In China, the legal status of cryptocurrency has long been in a "policy gray area." Although the government has banned trading and mining activities of virtual currencies, its specific attitude towards indirectly investing in cryptocurrency is not clear. Especially participating in the cryptocurrency market through legal mechanisms like QDII, its legal nature remains highly controversial.
On one hand, Chinese regulatory agencies are very strict about the risk management of financial products, and cryptocurrency is considered a high-risk category due to its high volatility and potential for market manipulation. Even participating in cryptocurrency investment indirectly through forms such as ETFs and trust funds, the underlying asset attributes of these products may still be viewed as "not meeting domestic policy requirements," thus being rejected from the QDII investment scope.
Moreover, the stability of domestic regulatory policies is also a potential hidden danger. Even if a certain QDII product is approved, subsequent policy changes may lead to the product being suspended or even liquidated, which poses a significant uncontrollable risk for investors. The instability of policy direction makes allocating cryptocurrency through QDII more like a "high-risk policy probe."

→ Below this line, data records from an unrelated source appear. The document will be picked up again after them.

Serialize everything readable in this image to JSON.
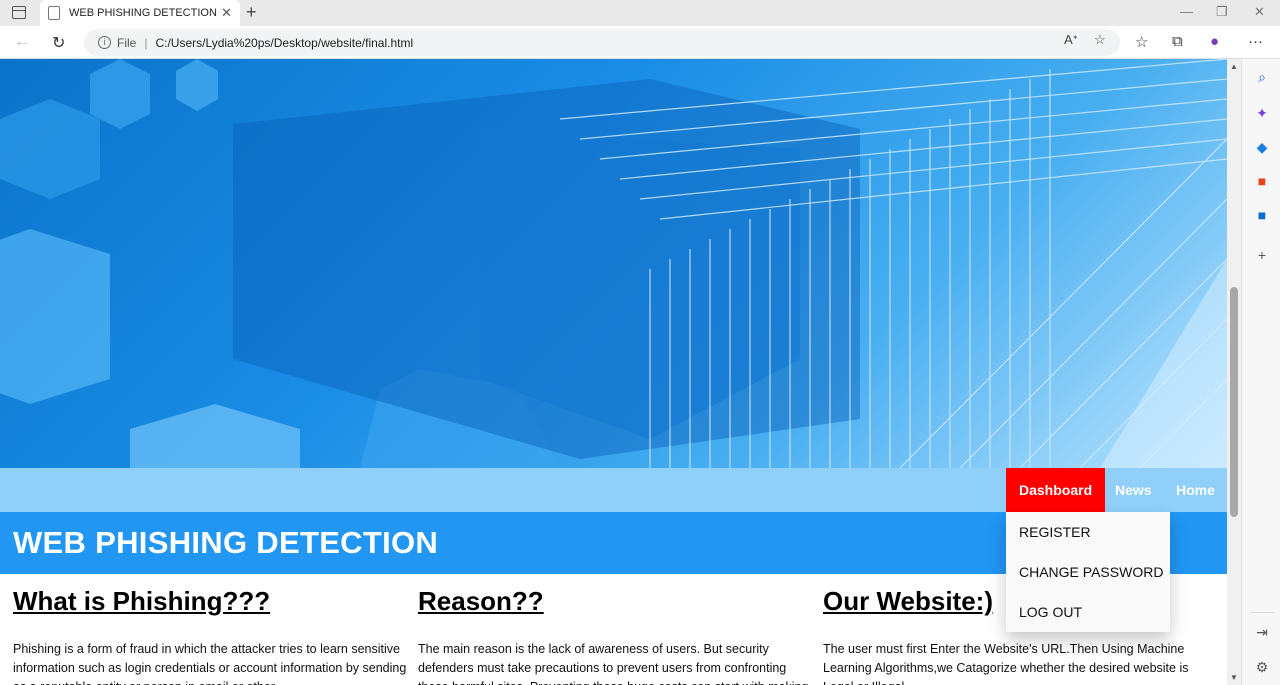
{
  "browser": {
    "tab_title": "WEB PHISHING DETECTION",
    "tab_close": "✕",
    "new_tab": "+",
    "address_file": "File",
    "address_sep": "|",
    "address_url": "C:/Users/Lydia%20ps/Desktop/website/final.html",
    "read_aloud": "Ä́",
    "menu": "···"
  },
  "page": {
    "nav": [
      {
        "label": "Dashboard"
      },
      {
        "label": "News"
      },
      {
        "label": "Home"
      }
    ],
    "dropdown": [
      {
        "label": "REGISTER"
      },
      {
        "label": "CHANGE PASSWORD"
      },
      {
        "label": "LOG OUT"
      }
    ],
    "banner_title": "WEB PHISHING DETECTION",
    "columns": [
      {
        "heading": "What is Phishing???",
        "text": "Phishing is a form of fraud in which the attacker tries to learn sensitive information such as login credentials or account information by sending as a reputable entity or person in email or other"
      },
      {
        "heading": "Reason??",
        "text": "The main reason is the lack of awareness of users. But security defenders must take precautions to prevent users from confronting these harmful sites. Preventing these huge costs can start with making"
      },
      {
        "heading": "Our Website:)",
        "text": "The user must first Enter the Website's URL.Then Using Machine Learning Algorithms,we Catagorize whether the desired website is Legal or Illegal."
      }
    ]
  },
  "colors": {
    "nav_strip": "#8fcff8",
    "banner": "#2196f3",
    "active_nav": "#ff0000"
  }
}
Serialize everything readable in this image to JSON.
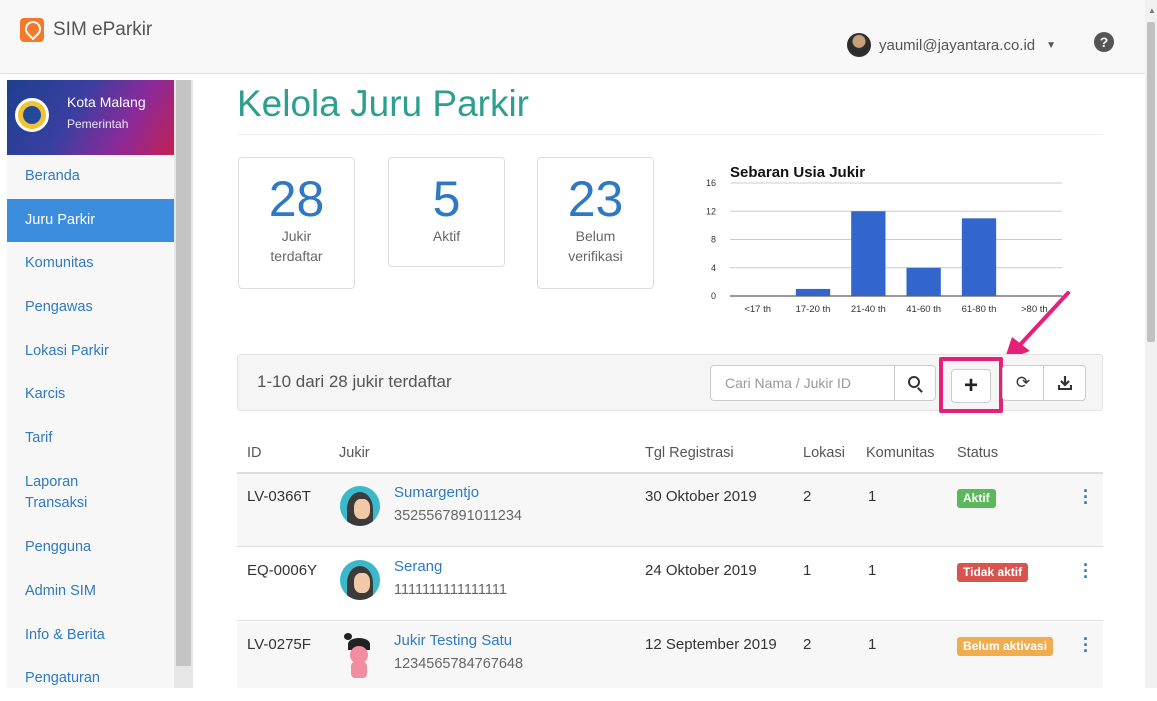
{
  "app": {
    "name": "SIM eParkir"
  },
  "user": {
    "email": "yaumil@jayantara.co.id"
  },
  "org": {
    "name": "Kota Malang",
    "sub": "Pemerintah"
  },
  "sidebar": {
    "items": [
      {
        "label": "Beranda"
      },
      {
        "label": "Juru Parkir"
      },
      {
        "label": "Komunitas"
      },
      {
        "label": "Pengawas"
      },
      {
        "label": "Lokasi Parkir"
      },
      {
        "label": "Karcis"
      },
      {
        "label": "Tarif"
      },
      {
        "label": "Laporan Transaksi"
      },
      {
        "label": "Pengguna"
      },
      {
        "label": "Admin SIM"
      },
      {
        "label": "Info & Berita"
      },
      {
        "label": "Pengaturan"
      }
    ]
  },
  "page": {
    "title": "Kelola Juru Parkir"
  },
  "stats": [
    {
      "value": "28",
      "label": "Jukir terdaftar"
    },
    {
      "value": "5",
      "label": "Aktif"
    },
    {
      "value": "23",
      "label": "Belum verifikasi"
    }
  ],
  "chart_data": {
    "type": "bar",
    "title": "Sebaran Usia Jukir",
    "categories": [
      "<17 th",
      "17-20 th",
      "21-40 th",
      "41-60 th",
      "61-80 th",
      ">80 th"
    ],
    "values": [
      0,
      1,
      12,
      4,
      11,
      0
    ],
    "ylim": [
      0,
      16
    ],
    "yticks": [
      "0",
      "4",
      "8",
      "12",
      "16"
    ],
    "grid": true,
    "color": "#3366cc"
  },
  "toolbar": {
    "count_text": "1-10 dari 28 jukir terdaftar",
    "search_placeholder": "Cari Nama / Jukir ID",
    "add_label": "+"
  },
  "table": {
    "headers": {
      "id": "ID",
      "jukir": "Jukir",
      "tgl": "Tgl Registrasi",
      "lokasi": "Lokasi",
      "komunitas": "Komunitas",
      "status": "Status"
    },
    "rows": [
      {
        "id": "LV-0366T",
        "name": "Sumargentjo",
        "nid": "3525567891011234",
        "tgl": "30 Oktober 2019",
        "lokasi": "2",
        "komunitas": "1",
        "status": "Aktif",
        "status_color": "#5cb85c"
      },
      {
        "id": "EQ-0006Y",
        "name": "Serang",
        "nid": "1111111111111111",
        "tgl": "24 Oktober 2019",
        "lokasi": "1",
        "komunitas": "1",
        "status": "Tidak aktif",
        "status_color": "#d9534f"
      },
      {
        "id": "LV-0275F",
        "name": "Jukir Testing Satu",
        "nid": "1234565784767648",
        "tgl": "12 September 2019",
        "lokasi": "2",
        "komunitas": "1",
        "status": "Belum aktivasi",
        "status_color": "#f0ad4e"
      }
    ]
  },
  "colors": {
    "accent": "#2e9e90",
    "link": "#2f7ac0",
    "highlight": "#e61f7a"
  }
}
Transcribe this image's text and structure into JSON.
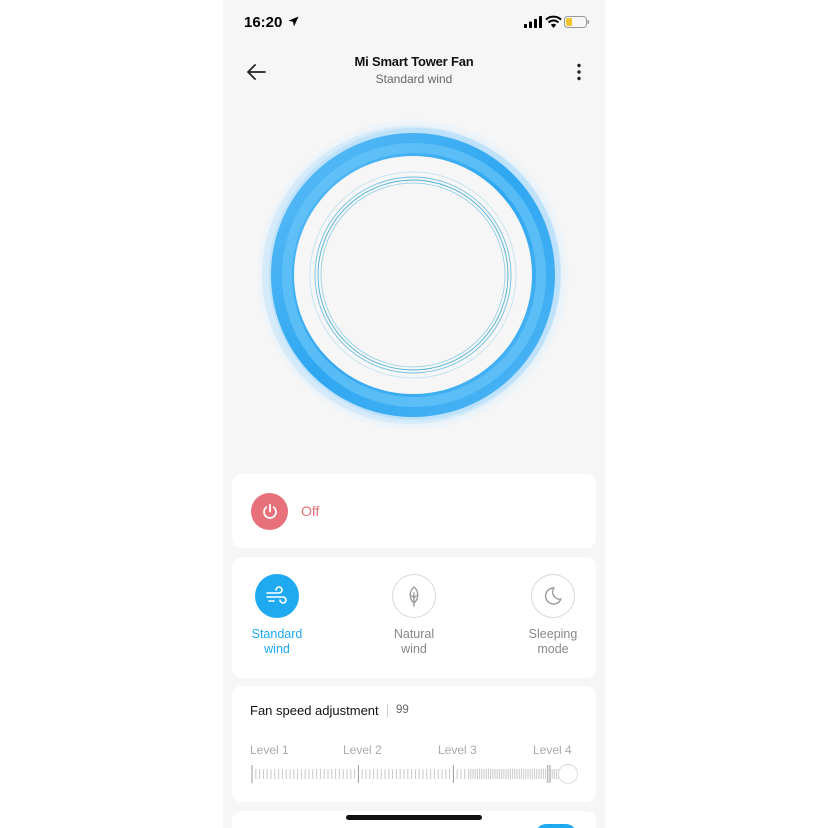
{
  "status_bar": {
    "time": "16:20"
  },
  "header": {
    "title": "Mi Smart Tower Fan",
    "subtitle": "Standard wind"
  },
  "power": {
    "label": "Off",
    "color": "#e8707b"
  },
  "modes": [
    {
      "label_line1": "Standard",
      "label_line2": "wind",
      "icon": "wind-icon",
      "active": true
    },
    {
      "label_line1": "Natural",
      "label_line2": "wind",
      "icon": "leaf-icon",
      "active": false
    },
    {
      "label_line1": "Sleeping",
      "label_line2": "mode",
      "icon": "moon-icon",
      "active": false
    }
  ],
  "speed": {
    "title": "Fan speed adjustment",
    "value": "99",
    "levels": [
      "Level 1",
      "Level 2",
      "Level 3",
      "Level 4"
    ]
  },
  "colors": {
    "accent": "#1ea9f1",
    "power": "#e8707b",
    "background": "#f6f6f6"
  }
}
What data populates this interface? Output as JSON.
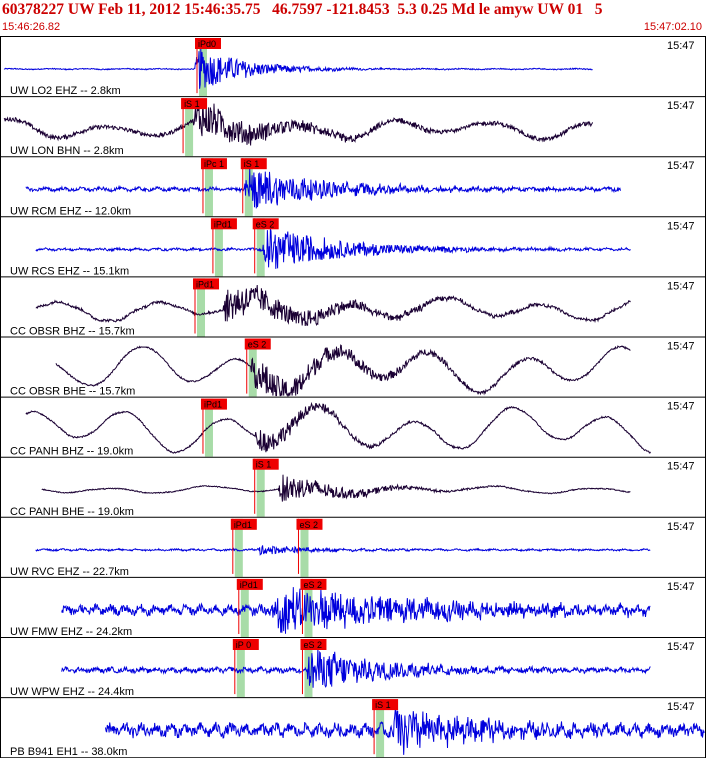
{
  "header": {
    "title": "60378227 UW Feb 11, 2012 15:46:35.75   46.7597 -121.8453  5.3 0.25 Md le amyw UW 01   5",
    "start_time": "15:46:26.82",
    "end_time": "15:47:02.10"
  },
  "colors": {
    "header_red": "#cc0000",
    "trace_blue": "#0000dd",
    "trace_dark": "#1a0033",
    "pick_box": "#ee0000",
    "window_green": "#a8dca8",
    "divider": "#000000"
  },
  "chart_data": {
    "type": "line",
    "title": "60378227 UW Feb 11, 2012 15:46:35.75   46.7597 -121.8453  5.3 0.25 Md le amyw UW 01   5",
    "x_unit": "time (UTC)",
    "x_range": [
      "15:46:26.82",
      "15:47:02.10"
    ],
    "panel_time_label": "15:47",
    "series": [
      {
        "label": "UW LO2 EHZ -- 2.8km",
        "color": "#0000dd",
        "trace_start_s": 0.1,
        "trace_end_s": 29.7,
        "picks": [
          {
            "label": "iPd0",
            "t": 9.8
          }
        ],
        "arrival_s": 9.7,
        "amp_pre": 0.02,
        "amp_event": 0.9,
        "decay": 2.5,
        "noise_period": 0.3,
        "long_period": 0
      },
      {
        "label": "UW LON BHN -- 2.8km",
        "color": "#1a0033",
        "trace_start_s": 0.1,
        "trace_end_s": 29.7,
        "picks": [
          {
            "label": "iS 1",
            "t": 9.1
          }
        ],
        "arrival_s": 9.6,
        "amp_pre": 0.08,
        "amp_event": 0.8,
        "decay": 4,
        "noise_period": 0.5,
        "long_period": 0.25
      },
      {
        "label": "UW RCM EHZ -- 12.0km",
        "color": "#0000dd",
        "trace_start_s": 1.2,
        "trace_end_s": 31.1,
        "picks": [
          {
            "label": "iPc 1",
            "t": 10.1
          },
          {
            "label": "iS 1",
            "t": 12.1
          }
        ],
        "arrival_s": 12.2,
        "amp_pre": 0.06,
        "amp_event": 0.9,
        "decay": 4,
        "noise_period": 0.15,
        "long_period": 0
      },
      {
        "label": "UW RCS EHZ -- 15.1km",
        "color": "#0000dd",
        "trace_start_s": 1.7,
        "trace_end_s": 31.6,
        "picks": [
          {
            "label": "iPd1",
            "t": 10.6
          },
          {
            "label": "eS 2",
            "t": 12.7
          }
        ],
        "arrival_s": 13.1,
        "amp_pre": 0.04,
        "amp_event": 0.9,
        "decay": 4,
        "noise_period": 0.15,
        "long_period": 0
      },
      {
        "label": "CC OBSR BHZ -- 15.7km",
        "color": "#1a0033",
        "trace_start_s": 1.7,
        "trace_end_s": 31.6,
        "picks": [
          {
            "label": "iPd1",
            "t": 9.7
          }
        ],
        "arrival_s": 11.1,
        "amp_pre": 0.05,
        "amp_event": 0.7,
        "decay": 5,
        "noise_period": 0.2,
        "long_period": 0.3
      },
      {
        "label": "CC OBSR BHE -- 15.7km",
        "color": "#1a0033",
        "trace_start_s": 2.7,
        "trace_end_s": 31.6,
        "picks": [
          {
            "label": "eS 2",
            "t": 12.3
          }
        ],
        "arrival_s": 12.5,
        "amp_pre": 0.03,
        "amp_event": 0.7,
        "decay": 5,
        "noise_period": 0.3,
        "long_period": 0.6
      },
      {
        "label": "CC PANH BHZ -- 19.0km",
        "color": "#1a0033",
        "trace_start_s": 1.2,
        "trace_end_s": 32.6,
        "picks": [
          {
            "label": "iPd1",
            "t": 10.1
          }
        ],
        "arrival_s": 12.7,
        "amp_pre": 0.03,
        "amp_event": 0.5,
        "decay": 3,
        "noise_period": 0.2,
        "long_period": 0.6
      },
      {
        "label": "CC PANH BHE -- 19.0km",
        "color": "#1a0033",
        "trace_start_s": 2.0,
        "trace_end_s": 31.6,
        "picks": [
          {
            "label": "iS 1",
            "t": 12.7
          }
        ],
        "arrival_s": 13.9,
        "amp_pre": 0.02,
        "amp_event": 0.6,
        "decay": 3,
        "noise_period": 0.3,
        "long_period": 0.1
      },
      {
        "label": "UW RVC EHZ -- 22.7km",
        "color": "#0000dd",
        "trace_start_s": 1.7,
        "trace_end_s": 32.6,
        "picks": [
          {
            "label": "iPd1",
            "t": 11.6
          },
          {
            "label": "eS 2",
            "t": 14.9
          }
        ],
        "arrival_s": 12.8,
        "amp_pre": 0.03,
        "amp_event": 0.2,
        "decay": 3,
        "noise_period": 0.15,
        "long_period": 0
      },
      {
        "label": "UW FMW EHZ -- 24.2km",
        "color": "#0000dd",
        "trace_start_s": 3.0,
        "trace_end_s": 32.6,
        "picks": [
          {
            "label": "iPd1",
            "t": 11.9
          },
          {
            "label": "eS 2",
            "t": 15.1
          }
        ],
        "arrival_s": 13.5,
        "amp_pre": 0.15,
        "amp_event": 0.9,
        "decay": 8,
        "noise_period": 0.12,
        "long_period": 0
      },
      {
        "label": "UW WPW EHZ -- 24.4km",
        "color": "#0000dd",
        "trace_start_s": 3.0,
        "trace_end_s": 32.6,
        "picks": [
          {
            "label": "iP 0",
            "t": 11.7
          },
          {
            "label": "eS 2",
            "t": 15.1
          }
        ],
        "arrival_s": 15.3,
        "amp_pre": 0.08,
        "amp_event": 0.9,
        "decay": 4,
        "noise_period": 0.12,
        "long_period": 0
      },
      {
        "label": "PB B941 EH1 -- 38.0km",
        "color": "#0000dd",
        "trace_start_s": 5.2,
        "trace_end_s": 35.3,
        "picks": [
          {
            "label": "iS 1",
            "t": 18.7
          }
        ],
        "arrival_s": 19.6,
        "amp_pre": 0.2,
        "amp_event": 0.9,
        "decay": 4,
        "noise_period": 0.12,
        "long_period": 0
      }
    ]
  }
}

Even if policies are relaxed, whether financial institutions are willing to develop QDII products related to cryptocurrency remains a major challenge. This mainly involves the issue of high compliance costs. Designing a compliant QDII product requires a significant amount of time and resources, including multiple rounds of communication with regulatory authorities, strict screening of investment targets, and designing risk control plans. For cryptocurrency, which is characterized by high volatility and high policy sensitivity, compliance costs will further increase.
Additionally, financial institutions must also bear reputational risks and legal responsibilities. Once there are severe fluctuations in the cryptocurrency market leading to significant losses for investors, financial institutions may face investor complaints or even legal lawsuits. Furthermore, the reputation of the institution may be affected by product design issues, especially in an unclear policy environment, making this risk even more pronounced.
The cryptocurrency market has long been known for its extreme volatility. For example, the price of Bitcoin once fell more than 30% in a month, only to rebound over 40% shortly thereafter. This market characteristic poses extremely high requirements for the design of QDII products. The extreme distribution of returns and risks means that the investment returns of cryptocurrency have a high degree of uncertainty; even if prices rise during a certain period, a subsequent rapid decline may turn investors' gains into "vapor." This extreme risk distribution makes it difficult for institutions to design products that can attract investors while controlling risks. Moreover, the cryptocurrency market is a highly complex and information-asymmetric field for ordinary investors. Many investors generally lack understanding of this market, and this information gap may lead to the risk of blind investment.
Mankun Lawyers' Summary: Compliance Path is Promising, but Difficult to Achieve in the Short Term
Allocating cryptocurrency through QDII is theoretically a compliance method worth exploring, but under the current policy and market conditions, the possibility of implementation remains low. Whether it is policy ambiguity, institutional concerns, or the immaturity of market risks and investor awareness, all make this path seem far from smooth.
For ordinary investors, a more practical strategy is to gradually understand and participate in the cryptocurrency market through other compliant means before regulatory clarity. At the same time, it is essential to promote the further improvement of relevant policies to create conditions for the future possibility of QDII investing in cryptocurrency. In the future, when policies are clear and the market is mature, QDII may become an important tool for Chinese investors to enter the cryptocurrency market, but for now, all of this still needs to wait.